During UCLA's International Women's Day celebration earlier this month, women's studies Professor Christine Littleton said, "It is women who do the work of the world" ("Students celebrate International Women's Day," Daily Bruin, News, March 12). To judge who does "the work of the world" in a world of over 6 billion people is a gargantuan task (though Littleton doesn't seem much burdened by it), but let's begin by asking two questions:
1) Who works the most hours (inside or outside the home) in the average family unit worldwide?
2) Who does the most demanding and dangerous work?
The second question is much easier to answer than the first, so let's start there. According to the International Labor Organization, an estimated 1.1 million workers are killed in industrial accidents each year, exceeding the number killed from road accidents, war, violence and AIDS.
These accidents occur primarily in mining, logging, heavy agricultural labor, construction, fishing, heavy manufacturing and various other overwhelmingly male jobs. The ILO estimates that some 600,000 lives would be saved every year if available safety practices were used. The ILO also estimates that there are an approximately 250 million occupational accidents and 160 million occupational diseases each year. The ILO doesn't keep figures by gender, but in countries like England, Australia, Canada, and South Africa, where such figures are available, the fatalities and serious injuries are usually over 90 percent male.
The gender breakdowns in the U.S. are little different. According to the Bureau of Labor Statistics, there were over 125 million workplace injuries in the United States between 1976 and 1999. Nearly 100,000 workers died from job-related injuries between 1980 and 1994 with 95 percent of them male. Of the 25 most dangerous jobs listed by the U.S. Department of Labor, all of them are at least 90 percent and are often 100 percent male. According to the Occupational Safety and Health Administration, more than three million workers a year are treated in hospital emergency rooms for occupational injuries and nearly 50 American workers are injured every minute of the 40-hour work week. On average, every day 17 die, 16 of them male.
So there is no doubt that the most dangerous and demanding jobs are done by men, in most if not virtually every society, and that men shoulder the burden of dangerous labor in the U.S. Let's consider the other question: Who works the most hours (inside or outside the home) in the average family unit worldwide? It's a much harder question to answer but, as best as can be told, the average man is doing at least as much as the average woman is.
Feminists generally base their claim that women do most of "the work" on the United Nations 1995 "Human Development Report," which was presented at the U.N. International Women's Conference in Beijing in 1995. The report claimed that women do more work than men. It was, of course, reported uncritically by the U.S. media with headlines such as "It's Official: Women Do Work Harder" and "A Woman's Work is Never Done."
But, as U.N. official Terry McKinley said in February 1996, the U.N. misrepresented the study in several important ways. For one, the information provided by the U.N. to the press only applied to countries where women were found to work more hours than men; the countries where men were found to work more hours than women were deliberately excluded (Warren Farrell, Women Can't Hear What Men Don't Say) .
Moreover, when the data provided by researchers in some countries (including the U.S.) did not fit the U.N.'s intention to show that women "do more," researchers were asked (in a private communication) to amend their studies. Researchers were asked to include women's voluntary community work as well as hobbies in order to increase women's perceived workload. Researchers were not asked to include these items (or any others) in men's labor. As a study of men and women's labor, the U.N. findings are worthless.

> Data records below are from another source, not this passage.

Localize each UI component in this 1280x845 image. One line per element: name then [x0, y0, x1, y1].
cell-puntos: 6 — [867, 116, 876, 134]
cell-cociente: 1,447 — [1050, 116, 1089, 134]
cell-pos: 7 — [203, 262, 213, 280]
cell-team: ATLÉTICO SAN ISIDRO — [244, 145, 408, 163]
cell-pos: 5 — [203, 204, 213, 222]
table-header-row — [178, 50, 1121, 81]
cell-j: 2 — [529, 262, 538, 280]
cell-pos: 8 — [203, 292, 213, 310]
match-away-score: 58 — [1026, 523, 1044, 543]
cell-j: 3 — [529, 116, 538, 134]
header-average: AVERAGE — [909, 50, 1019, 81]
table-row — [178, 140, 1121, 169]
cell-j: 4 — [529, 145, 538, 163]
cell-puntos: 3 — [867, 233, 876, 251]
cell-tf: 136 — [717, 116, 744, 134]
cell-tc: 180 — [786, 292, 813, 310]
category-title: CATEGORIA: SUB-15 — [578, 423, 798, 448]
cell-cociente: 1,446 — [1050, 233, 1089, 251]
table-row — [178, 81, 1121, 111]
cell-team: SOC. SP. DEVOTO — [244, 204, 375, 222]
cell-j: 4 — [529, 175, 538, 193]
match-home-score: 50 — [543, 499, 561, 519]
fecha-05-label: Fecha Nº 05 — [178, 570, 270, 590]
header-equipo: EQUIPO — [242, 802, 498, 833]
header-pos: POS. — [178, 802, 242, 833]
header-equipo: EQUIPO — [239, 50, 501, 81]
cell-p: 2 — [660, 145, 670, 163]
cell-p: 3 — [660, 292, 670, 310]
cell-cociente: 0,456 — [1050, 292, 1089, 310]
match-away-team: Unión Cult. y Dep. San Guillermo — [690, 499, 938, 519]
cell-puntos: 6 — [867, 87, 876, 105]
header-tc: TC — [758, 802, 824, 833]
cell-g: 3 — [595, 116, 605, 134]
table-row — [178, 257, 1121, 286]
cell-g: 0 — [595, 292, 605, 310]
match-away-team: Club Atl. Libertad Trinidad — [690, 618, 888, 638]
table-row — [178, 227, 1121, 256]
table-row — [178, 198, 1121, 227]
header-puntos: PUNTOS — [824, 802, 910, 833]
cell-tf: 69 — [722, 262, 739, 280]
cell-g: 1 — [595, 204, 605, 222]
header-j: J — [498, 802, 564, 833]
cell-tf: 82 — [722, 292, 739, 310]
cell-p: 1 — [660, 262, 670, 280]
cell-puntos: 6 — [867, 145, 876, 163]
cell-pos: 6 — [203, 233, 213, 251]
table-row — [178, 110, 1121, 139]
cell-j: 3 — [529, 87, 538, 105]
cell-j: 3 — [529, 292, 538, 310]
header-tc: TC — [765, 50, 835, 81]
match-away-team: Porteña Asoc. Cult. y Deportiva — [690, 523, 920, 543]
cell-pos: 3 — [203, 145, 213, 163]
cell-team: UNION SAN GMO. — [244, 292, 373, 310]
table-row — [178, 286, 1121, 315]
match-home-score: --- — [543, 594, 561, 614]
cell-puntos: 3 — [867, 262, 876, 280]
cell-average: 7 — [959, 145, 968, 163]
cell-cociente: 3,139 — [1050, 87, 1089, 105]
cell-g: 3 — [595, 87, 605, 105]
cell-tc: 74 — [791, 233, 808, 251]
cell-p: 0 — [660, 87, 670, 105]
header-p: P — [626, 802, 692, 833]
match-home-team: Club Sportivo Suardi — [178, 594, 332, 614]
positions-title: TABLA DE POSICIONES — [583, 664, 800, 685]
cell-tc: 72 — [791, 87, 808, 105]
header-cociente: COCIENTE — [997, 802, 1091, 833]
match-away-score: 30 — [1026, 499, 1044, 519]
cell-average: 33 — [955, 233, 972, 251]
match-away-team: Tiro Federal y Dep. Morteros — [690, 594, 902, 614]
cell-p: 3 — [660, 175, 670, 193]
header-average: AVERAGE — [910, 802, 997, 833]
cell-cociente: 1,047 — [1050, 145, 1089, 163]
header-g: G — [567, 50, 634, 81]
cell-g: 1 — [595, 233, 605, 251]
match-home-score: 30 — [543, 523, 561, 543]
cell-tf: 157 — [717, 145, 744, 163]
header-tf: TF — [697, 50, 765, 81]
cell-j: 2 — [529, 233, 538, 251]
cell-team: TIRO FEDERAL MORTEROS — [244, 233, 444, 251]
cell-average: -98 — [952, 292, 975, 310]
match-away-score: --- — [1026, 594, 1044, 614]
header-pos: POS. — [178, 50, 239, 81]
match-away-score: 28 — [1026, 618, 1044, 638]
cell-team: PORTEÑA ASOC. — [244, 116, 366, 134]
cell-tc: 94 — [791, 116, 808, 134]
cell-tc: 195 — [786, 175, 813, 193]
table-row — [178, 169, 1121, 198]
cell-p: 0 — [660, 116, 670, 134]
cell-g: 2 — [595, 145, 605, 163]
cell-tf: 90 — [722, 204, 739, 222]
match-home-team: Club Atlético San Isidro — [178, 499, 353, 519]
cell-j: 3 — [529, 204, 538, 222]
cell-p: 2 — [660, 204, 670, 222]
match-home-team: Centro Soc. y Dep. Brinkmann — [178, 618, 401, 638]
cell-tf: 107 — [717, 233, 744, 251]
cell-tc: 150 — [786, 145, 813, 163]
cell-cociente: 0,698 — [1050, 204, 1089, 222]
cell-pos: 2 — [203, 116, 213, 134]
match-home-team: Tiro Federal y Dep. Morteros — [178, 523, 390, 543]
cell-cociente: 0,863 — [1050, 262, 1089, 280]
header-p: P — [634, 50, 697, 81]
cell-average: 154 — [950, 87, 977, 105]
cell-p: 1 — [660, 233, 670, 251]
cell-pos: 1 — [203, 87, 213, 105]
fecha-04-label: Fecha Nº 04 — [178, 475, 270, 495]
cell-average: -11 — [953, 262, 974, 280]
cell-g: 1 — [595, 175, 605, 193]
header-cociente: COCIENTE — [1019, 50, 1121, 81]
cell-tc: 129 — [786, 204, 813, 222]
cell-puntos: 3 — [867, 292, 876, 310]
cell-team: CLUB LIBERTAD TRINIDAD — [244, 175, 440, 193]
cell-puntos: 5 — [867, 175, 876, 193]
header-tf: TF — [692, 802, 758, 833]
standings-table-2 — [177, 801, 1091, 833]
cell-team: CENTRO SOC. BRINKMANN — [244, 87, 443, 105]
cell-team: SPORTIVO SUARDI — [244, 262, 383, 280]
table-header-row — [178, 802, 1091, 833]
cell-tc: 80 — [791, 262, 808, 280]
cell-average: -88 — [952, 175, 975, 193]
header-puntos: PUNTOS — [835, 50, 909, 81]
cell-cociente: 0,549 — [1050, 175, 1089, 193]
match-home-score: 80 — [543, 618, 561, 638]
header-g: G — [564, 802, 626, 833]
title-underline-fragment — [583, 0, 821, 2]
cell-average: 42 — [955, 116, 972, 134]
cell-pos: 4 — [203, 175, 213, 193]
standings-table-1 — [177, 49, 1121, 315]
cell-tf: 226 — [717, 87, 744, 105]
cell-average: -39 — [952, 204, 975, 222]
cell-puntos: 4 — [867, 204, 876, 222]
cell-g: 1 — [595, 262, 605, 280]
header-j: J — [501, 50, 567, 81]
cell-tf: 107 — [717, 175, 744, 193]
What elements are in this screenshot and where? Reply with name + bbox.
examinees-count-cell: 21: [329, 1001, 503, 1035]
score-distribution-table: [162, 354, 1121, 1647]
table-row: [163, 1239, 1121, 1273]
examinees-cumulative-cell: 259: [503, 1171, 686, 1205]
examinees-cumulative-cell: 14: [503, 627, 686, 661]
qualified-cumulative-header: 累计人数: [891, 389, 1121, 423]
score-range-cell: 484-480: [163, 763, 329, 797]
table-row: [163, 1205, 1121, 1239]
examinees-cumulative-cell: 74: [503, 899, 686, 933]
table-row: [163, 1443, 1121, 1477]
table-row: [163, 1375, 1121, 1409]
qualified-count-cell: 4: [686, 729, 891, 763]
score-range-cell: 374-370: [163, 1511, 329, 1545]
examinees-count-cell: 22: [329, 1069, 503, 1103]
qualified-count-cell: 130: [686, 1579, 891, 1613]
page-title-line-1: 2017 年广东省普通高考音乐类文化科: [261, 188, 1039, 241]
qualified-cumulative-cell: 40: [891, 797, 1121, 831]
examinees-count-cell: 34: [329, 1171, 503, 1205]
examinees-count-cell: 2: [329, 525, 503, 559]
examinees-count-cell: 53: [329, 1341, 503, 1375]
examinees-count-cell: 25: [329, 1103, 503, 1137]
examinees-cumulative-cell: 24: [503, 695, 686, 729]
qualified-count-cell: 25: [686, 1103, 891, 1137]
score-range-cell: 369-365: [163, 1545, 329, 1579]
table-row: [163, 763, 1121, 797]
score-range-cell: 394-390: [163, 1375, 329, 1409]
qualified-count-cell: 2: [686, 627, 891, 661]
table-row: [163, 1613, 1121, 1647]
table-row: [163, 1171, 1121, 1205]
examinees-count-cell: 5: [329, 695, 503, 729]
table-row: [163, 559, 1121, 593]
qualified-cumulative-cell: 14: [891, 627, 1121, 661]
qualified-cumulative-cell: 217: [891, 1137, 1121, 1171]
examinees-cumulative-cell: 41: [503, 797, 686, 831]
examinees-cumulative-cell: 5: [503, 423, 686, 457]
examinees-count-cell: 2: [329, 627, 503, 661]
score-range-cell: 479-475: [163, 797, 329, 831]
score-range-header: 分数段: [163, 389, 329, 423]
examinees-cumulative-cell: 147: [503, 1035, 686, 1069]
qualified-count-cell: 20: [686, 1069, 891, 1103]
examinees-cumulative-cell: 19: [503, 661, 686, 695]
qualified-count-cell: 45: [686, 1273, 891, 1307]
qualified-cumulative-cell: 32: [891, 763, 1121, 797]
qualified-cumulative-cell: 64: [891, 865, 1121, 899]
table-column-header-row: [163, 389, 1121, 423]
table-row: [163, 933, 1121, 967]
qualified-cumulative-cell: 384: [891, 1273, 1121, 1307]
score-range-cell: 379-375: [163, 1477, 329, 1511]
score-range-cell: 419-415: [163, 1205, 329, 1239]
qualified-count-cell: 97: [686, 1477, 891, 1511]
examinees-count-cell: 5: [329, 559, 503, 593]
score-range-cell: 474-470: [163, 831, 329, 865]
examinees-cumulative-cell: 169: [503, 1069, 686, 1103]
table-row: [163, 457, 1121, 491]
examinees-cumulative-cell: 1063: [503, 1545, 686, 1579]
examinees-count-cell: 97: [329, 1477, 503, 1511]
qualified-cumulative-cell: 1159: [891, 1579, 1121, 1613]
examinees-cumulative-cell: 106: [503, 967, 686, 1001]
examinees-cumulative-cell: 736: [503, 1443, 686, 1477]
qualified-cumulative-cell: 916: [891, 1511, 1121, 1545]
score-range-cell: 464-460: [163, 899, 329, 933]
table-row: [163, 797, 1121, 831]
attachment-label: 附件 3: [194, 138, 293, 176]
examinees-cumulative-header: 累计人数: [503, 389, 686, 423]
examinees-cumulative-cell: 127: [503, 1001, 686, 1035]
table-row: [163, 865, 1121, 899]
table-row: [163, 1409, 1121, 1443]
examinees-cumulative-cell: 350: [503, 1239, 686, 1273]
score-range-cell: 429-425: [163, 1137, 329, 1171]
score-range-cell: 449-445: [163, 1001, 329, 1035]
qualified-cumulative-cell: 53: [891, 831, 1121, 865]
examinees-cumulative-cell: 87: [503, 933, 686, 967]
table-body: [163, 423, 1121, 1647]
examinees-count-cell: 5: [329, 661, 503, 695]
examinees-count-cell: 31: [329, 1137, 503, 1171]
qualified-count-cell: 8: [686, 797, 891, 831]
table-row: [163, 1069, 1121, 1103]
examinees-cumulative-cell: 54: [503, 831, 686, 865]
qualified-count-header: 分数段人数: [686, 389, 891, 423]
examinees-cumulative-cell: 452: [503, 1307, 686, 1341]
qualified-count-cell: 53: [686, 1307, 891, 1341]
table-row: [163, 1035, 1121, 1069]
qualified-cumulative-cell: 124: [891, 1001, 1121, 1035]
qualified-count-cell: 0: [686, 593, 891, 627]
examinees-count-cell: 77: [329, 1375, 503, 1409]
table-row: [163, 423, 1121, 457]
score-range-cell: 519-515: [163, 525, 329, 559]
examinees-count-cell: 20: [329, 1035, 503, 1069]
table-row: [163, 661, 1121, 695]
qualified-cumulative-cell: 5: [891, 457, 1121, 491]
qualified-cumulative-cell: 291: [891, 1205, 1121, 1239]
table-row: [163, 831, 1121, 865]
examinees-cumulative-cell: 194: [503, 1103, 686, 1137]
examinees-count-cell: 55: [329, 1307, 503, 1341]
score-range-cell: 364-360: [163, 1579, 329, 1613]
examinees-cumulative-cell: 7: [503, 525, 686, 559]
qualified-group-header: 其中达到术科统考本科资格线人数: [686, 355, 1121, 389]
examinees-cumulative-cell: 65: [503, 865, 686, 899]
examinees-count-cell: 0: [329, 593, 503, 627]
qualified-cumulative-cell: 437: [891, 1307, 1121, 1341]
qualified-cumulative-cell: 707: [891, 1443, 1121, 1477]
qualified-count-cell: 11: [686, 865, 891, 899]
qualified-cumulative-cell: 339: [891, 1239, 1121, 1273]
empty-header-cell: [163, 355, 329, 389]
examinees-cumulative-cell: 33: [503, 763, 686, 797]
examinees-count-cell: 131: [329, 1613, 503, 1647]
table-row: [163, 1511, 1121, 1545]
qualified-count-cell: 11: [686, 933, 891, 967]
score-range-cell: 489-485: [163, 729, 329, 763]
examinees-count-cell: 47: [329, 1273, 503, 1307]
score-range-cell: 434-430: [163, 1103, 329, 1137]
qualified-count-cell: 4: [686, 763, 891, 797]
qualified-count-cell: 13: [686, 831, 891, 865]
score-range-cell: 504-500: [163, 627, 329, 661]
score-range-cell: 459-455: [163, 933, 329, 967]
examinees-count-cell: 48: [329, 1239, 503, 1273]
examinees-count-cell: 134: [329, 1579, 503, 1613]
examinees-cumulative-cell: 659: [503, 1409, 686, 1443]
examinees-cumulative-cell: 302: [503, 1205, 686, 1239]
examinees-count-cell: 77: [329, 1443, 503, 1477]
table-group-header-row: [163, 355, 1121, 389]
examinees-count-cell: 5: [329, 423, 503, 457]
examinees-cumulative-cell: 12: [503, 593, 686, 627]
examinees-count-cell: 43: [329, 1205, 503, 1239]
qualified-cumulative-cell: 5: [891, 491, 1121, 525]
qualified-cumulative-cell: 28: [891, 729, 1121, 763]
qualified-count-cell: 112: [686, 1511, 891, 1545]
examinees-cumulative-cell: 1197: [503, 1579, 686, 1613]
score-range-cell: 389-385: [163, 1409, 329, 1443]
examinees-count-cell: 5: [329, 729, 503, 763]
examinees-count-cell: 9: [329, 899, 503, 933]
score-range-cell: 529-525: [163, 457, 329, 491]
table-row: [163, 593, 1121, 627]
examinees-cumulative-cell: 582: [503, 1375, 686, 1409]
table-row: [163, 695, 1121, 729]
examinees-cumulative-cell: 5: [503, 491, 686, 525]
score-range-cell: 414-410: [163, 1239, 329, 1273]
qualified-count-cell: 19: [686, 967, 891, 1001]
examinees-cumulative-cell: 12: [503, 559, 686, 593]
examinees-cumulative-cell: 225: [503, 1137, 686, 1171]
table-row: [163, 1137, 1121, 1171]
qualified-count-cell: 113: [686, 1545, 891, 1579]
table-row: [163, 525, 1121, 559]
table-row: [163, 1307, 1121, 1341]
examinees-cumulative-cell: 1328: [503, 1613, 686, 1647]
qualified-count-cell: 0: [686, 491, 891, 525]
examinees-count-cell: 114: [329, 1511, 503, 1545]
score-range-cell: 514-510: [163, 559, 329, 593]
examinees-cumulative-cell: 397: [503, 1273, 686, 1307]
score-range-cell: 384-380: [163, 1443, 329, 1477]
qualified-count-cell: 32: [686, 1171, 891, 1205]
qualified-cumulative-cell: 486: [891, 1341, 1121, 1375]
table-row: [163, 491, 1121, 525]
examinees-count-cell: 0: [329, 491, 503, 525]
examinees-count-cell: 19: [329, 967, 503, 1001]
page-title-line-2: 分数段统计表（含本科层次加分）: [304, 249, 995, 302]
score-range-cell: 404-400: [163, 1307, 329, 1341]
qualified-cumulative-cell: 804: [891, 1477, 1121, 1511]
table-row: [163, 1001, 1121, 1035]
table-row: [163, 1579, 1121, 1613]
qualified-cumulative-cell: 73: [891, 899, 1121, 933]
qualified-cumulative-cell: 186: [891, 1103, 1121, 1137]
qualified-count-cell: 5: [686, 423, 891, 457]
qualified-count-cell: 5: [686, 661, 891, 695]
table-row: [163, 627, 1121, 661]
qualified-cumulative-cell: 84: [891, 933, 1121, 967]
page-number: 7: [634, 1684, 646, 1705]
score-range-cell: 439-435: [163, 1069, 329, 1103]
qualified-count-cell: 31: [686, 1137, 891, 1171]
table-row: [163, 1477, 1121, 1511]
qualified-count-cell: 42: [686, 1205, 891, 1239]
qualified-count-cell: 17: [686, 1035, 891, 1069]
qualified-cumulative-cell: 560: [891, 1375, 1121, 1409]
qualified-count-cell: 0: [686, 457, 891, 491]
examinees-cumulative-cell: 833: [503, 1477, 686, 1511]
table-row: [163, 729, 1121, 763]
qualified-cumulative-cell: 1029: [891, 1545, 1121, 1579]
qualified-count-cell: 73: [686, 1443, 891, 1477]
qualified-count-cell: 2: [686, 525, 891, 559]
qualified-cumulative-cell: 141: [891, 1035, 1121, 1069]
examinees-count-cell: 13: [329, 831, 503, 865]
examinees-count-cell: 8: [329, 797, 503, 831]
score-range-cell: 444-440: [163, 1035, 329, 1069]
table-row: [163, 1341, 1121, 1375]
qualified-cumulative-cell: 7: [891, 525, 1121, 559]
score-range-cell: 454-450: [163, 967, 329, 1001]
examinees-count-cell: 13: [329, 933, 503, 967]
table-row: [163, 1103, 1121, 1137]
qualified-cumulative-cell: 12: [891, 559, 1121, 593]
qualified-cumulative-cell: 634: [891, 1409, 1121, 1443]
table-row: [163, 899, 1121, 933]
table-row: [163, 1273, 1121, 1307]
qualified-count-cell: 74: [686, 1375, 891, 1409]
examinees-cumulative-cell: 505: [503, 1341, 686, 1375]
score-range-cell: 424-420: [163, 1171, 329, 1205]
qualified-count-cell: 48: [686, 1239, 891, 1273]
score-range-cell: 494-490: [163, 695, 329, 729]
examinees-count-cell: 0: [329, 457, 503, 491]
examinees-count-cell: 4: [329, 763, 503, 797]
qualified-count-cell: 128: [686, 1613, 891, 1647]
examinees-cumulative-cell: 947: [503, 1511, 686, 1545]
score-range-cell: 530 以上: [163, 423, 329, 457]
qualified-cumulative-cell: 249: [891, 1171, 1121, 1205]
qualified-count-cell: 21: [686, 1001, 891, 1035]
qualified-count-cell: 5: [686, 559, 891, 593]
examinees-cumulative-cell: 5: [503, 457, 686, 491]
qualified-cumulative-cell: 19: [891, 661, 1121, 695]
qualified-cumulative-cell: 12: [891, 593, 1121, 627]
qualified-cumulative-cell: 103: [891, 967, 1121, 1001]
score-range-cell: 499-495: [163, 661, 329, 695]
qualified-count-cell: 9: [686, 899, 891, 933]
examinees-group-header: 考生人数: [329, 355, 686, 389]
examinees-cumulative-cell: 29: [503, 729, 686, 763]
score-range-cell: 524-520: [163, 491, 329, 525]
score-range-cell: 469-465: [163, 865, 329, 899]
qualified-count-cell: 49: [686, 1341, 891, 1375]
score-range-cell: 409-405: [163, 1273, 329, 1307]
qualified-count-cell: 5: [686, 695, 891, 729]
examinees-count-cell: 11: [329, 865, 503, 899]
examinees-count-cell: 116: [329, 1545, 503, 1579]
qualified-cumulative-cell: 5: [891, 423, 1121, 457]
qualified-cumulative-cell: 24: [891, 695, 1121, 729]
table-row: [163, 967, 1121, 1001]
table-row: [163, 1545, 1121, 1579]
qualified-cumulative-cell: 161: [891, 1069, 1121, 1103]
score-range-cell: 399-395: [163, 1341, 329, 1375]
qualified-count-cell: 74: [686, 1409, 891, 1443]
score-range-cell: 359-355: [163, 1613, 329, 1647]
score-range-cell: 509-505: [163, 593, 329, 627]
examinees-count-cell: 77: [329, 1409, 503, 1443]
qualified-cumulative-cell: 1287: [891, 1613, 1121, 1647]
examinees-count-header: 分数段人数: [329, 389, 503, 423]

But, even if one could possibly do an effective study on how many hours the average man and woman worked (inside and outside the home, worldwide), a finding that women work more hours would not mean that women work "harder" or "more" because the more difficult and dangerous nature of men's work would not be accounted for.
While judging the labors of the world (most of it impoverished) is practically impossible, it is not nearly as hard to judge the labor in an advanced, industrial nation. In the United States, studies have shown that women clearly are not working more or harder than men.
For example, the U.N.'s survey on the United States showed that American men work three more hours a week on average than American women. Other neutral researchers have come up with similar conclusions, including the Journal of Economic Literature, which reports that the average man works five hours more, and the University of Michigan's Survey Research Center which puts the disparity at 3.4 more male hours per week.
Feminist surveys, such as the famous Second Shift by Arlie Hochschild, get "women do more" figures by a variety of disreputable gimmicks, recounted in great detail in Farrell's Women Can't Hear What Men Don' Say. Remember, too, that all of these surveys (the serious ones and the feminist advocacy ones) count only hours. A man doing eight hours of dangerous construction work in the 100-degree heat is credited with no more than a woman who works in an air-conditioned office or who, in the comfort and safety of her own home (and without a supervisor breathing down her neck), cooks breakfast, takes the kids to school, packs her husband's lunch and folds the laundry while chatting on the phone.
Feminists routinely focus blame on men, but the enemy of most of the women of the world is not the man who works hard to feed his wife and kids but the grinding poverty that wreaks devastation on everybody: men, women, and children.